Em publicação nas redes sociais, o prefeito garantiu que as cirurgias de urgência nunca foram e não estão suspensas, tentando afastar qualquer percepção de crise no sistema. Ele também atribuiu os problemas enfrentados à não entrega de insumos por empresas fornecedoras, alegando que essas empresas estariam descumprindo contratos firmados em processos licitatórios.
No entanto, uma nota oficial divulgada pela própria Prefeitura de Marabá confirmou que quatro cirurgias eletivas precisaram ser remarcadas nesta sexta-feira, justamente por causa da indisponibilidade de leitos e da falta de insumos hospitalares. O comunicado reconhece que o baixo estoque decorre da não entrega da quantidade necessária de materiais por parte dos fornecedores.

Diante da escassez, a Secretaria Municipal de Saúde informou que os insumos existentes foram direcionados para os casos mais graves, o que permitiu a realização de 14 cirurgias emergenciais, enquanto pacientes que aguardavam procedimentos eletivos tiveram que ter seus atendimentos adiados.
A nota também afirma que o município acionou judicialmente as empresas que descumpriram os contratos e que já obteve decisões liminares favoráveis, determinando a entrega imediata dos insumos e medicamentos necessários para o funcionamento das rotinas cirúrgicas. Apesar disso, o próprio reconhecimento da remarcação evidencia que o problema já chegou à ponta do sistema e impactou diretamente a população.
Na prática, enquanto o prefeito tenta minimizar a situação em discursos públicos, a comunicação institucional da prefeitura admite que a falta de insumos e de leitos afetou o funcionamento normal da rede de saúde, expondo uma contradição clara entre a fala política e a realidade enfrentada nos hospitais do município.

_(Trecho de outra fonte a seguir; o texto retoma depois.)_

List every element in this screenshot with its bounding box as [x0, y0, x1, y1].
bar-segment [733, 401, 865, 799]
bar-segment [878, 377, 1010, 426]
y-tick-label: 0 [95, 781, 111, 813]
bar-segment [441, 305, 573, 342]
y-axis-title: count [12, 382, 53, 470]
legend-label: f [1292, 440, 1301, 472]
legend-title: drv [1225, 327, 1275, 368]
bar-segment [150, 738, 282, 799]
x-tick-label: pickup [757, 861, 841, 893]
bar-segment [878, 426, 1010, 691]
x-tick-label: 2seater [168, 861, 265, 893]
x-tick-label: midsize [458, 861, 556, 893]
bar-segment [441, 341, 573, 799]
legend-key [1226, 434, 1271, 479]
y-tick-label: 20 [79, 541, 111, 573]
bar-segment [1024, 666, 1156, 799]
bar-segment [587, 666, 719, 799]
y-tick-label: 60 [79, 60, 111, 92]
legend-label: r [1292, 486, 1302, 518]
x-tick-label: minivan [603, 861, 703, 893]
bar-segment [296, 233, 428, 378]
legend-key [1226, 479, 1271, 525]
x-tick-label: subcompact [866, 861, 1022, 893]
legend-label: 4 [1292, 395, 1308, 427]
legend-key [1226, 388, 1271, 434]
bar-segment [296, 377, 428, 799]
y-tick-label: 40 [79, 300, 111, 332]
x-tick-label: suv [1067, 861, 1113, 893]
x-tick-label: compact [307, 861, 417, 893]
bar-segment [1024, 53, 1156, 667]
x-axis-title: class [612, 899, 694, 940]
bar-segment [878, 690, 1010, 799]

O episódio reforça uma crítica recorrente à atual gestão: faltam itens básicos para garantir o funcionamento mínimo da saúde pública, ao mesmo tempo em que o prefeito concentra esforços em embates políticos nas redes sociais, ataques despropositados a adversários e projetos de viés megalomaníaco, como a defesa da aquisição de helicópteros com dinheiro público. Para a população que depende do SUS em Marabá, o discurso pouco importa quando o essencial — medicamentos, insumos e leitos — continua em falta.